Défi Secret Gate of the Past


mots à caser: rose fluo ~ doudou mâchouillé ~ pot-pourri à la banane ~ dystopie ~ St glinglin ~ Seriner.


8h du matin, à l’heure du petit déjeuner. Les gryffondors étaient attablés, certains réveillés, d’autres moins réceptifs aux conversations alentours. Les couvercles raclaient les bols, le pain grillé –légèrement trop grillé- certaines personnes, bien décidées à ficher le bazar dès le matin étaient repris par des préfets peu matinaux – fallait pas emmerde la Klay !- et, pour faire court, les gryffondors étaient vannés.
L’un d’entre eux, cependant, n’était pas dans son assiette. Et pour cause, il contemplait une chose bien trop effrayante pour être réelle, que quelqu’un avait trouvé drôle de pendre à un mur, juste en face de lui.
-Moriarty, arrête d’observer cette horloge comme si elle allait te bouffer, steuplait, tu me rends mal-à-l’aise ! Lâcha Romilda Vane avec sa douceur légendaire.

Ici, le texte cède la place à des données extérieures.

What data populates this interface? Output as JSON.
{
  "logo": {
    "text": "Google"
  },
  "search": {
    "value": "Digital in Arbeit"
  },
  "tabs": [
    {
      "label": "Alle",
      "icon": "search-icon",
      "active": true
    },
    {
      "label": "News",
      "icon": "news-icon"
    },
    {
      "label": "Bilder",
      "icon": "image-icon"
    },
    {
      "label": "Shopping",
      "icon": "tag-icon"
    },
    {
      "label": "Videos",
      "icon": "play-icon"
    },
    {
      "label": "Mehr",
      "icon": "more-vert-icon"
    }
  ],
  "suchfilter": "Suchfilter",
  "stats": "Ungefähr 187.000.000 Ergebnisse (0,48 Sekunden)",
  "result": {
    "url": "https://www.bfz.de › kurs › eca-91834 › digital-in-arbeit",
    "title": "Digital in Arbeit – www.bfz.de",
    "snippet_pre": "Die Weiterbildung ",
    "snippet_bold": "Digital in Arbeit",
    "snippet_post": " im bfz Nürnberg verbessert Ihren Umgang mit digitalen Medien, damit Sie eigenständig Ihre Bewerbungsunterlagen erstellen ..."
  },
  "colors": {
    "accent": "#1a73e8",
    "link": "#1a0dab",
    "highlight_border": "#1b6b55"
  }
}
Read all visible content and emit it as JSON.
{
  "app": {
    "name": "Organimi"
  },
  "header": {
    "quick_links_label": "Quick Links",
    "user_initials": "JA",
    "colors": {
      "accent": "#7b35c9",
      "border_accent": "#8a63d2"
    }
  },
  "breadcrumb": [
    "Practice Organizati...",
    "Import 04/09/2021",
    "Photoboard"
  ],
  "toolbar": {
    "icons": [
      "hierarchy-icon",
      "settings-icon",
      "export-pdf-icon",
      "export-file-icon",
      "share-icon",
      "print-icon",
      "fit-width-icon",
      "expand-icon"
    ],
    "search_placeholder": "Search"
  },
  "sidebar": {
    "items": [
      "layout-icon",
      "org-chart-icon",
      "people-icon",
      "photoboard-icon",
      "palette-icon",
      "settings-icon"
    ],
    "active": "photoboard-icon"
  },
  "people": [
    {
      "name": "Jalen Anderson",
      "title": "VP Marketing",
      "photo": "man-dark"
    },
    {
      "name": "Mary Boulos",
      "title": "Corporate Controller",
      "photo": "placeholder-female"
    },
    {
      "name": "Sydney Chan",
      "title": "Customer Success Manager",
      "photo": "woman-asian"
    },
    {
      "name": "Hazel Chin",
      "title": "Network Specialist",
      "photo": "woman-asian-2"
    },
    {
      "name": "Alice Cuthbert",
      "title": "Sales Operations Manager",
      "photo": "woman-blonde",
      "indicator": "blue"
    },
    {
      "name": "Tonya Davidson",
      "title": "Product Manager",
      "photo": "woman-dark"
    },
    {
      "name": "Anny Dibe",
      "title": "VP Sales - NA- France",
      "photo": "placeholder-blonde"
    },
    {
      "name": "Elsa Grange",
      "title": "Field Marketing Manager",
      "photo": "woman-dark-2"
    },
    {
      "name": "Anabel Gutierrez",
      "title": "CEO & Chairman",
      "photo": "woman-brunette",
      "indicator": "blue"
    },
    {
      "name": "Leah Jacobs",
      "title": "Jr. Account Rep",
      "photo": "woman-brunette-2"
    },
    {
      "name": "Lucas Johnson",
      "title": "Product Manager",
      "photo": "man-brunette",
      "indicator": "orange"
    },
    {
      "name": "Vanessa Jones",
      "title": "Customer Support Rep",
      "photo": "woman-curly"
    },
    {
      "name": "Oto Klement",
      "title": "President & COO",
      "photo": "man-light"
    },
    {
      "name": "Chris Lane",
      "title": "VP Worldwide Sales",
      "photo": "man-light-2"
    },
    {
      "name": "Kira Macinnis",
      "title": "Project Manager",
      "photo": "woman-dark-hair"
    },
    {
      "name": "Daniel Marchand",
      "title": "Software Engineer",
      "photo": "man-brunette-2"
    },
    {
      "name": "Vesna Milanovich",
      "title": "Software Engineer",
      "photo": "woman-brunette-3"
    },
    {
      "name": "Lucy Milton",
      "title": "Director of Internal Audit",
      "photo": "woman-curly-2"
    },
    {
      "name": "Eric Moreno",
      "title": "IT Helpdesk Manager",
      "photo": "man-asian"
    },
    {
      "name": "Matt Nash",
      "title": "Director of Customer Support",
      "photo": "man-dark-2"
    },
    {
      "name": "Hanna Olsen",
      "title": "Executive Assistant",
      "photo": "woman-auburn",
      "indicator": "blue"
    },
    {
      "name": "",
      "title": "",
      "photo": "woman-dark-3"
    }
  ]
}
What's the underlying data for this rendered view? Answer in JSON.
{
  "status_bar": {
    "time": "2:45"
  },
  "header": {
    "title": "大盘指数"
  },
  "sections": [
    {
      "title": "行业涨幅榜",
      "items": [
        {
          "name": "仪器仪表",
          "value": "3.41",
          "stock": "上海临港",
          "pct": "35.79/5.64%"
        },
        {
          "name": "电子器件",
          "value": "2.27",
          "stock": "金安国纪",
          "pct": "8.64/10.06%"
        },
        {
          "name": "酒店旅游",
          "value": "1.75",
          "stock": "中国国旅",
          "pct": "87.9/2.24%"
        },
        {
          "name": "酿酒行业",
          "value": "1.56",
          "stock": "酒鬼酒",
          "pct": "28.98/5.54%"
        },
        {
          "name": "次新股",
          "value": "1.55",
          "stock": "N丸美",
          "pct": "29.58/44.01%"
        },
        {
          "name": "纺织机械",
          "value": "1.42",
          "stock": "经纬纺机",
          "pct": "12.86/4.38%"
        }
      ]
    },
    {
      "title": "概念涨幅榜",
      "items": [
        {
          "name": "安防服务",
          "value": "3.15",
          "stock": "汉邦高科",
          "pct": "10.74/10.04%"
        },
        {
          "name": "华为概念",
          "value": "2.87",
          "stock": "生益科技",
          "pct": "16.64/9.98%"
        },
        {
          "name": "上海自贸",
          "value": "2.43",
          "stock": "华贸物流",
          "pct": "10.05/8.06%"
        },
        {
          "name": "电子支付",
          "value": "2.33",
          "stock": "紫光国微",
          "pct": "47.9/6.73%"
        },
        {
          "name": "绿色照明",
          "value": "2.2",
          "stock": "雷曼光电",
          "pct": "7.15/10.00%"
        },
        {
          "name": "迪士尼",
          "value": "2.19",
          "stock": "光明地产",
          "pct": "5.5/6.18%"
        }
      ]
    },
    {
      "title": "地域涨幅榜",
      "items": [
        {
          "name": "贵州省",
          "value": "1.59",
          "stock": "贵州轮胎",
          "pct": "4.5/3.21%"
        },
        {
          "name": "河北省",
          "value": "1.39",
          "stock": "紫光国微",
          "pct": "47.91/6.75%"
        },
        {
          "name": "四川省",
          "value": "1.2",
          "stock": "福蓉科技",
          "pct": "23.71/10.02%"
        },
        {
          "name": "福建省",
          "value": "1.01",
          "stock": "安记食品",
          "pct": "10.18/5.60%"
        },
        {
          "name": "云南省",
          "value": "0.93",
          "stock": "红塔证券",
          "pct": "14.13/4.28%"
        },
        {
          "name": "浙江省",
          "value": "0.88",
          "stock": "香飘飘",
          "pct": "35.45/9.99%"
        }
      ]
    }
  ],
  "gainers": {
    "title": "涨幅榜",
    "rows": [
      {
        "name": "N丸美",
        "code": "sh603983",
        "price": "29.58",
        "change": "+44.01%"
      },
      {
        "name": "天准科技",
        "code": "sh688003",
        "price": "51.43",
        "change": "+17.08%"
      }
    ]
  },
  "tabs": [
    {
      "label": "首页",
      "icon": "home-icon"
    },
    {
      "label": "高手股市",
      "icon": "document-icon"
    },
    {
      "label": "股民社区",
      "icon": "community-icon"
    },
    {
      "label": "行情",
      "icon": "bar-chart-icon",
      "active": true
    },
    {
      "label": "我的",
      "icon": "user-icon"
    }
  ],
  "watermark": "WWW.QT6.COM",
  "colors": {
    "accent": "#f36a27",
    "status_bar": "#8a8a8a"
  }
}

Décidément, les filles ! A un moment, elles étaient les créatures les plus charmantes qui puisse exister, l’instant d’après, elles se transformaient en mégères, ou en concierges d’immeubles moldus.
-Roooh, lâche-lui la grappe, Romi ! Tu sais bien qu’il est trèèès sensible, notre Riri ! Dit Joren en se resservant en crêpes, un sourire bien trop enjoué pour être honnête sur le visage, tandis que son meilleur ami se redressait, le teint pâle.
-Mais de quoi tu parles, Joren ? Aller, raconte !
-Comment, Romilda ? Toi, reine des potins tu ne connais pas la terrible histoire de l’horloge ?
La septième année secoua la tête en signe de dénégation, suivie par quelques curieux : Joren avait ferré son public, ne restait qu’à raconter !
-Il était une fois, un petit garçon de 7 ans. Qui…
-Ouais, bon, Joren, j’pense pas que tout le monde ait besoin d’être au courant, hein… Grommela Orion en se levant d’un bond, les joues soudainement rouges. Il lança un regard à son meilleur ami qui signifiait clairement « Si tu racontes quoi que ce soit à qui que ce soit, je te priverais de mes pâtisseries jusqu’à ce que tu chope le scorbut en te nourrissant exclusivement de ragoût de lutin ! »
Sur-ce, il quitta la table sous les huées gentillettes de ses camarades. Soi-disant qu’il « était pas marrant », ce matin.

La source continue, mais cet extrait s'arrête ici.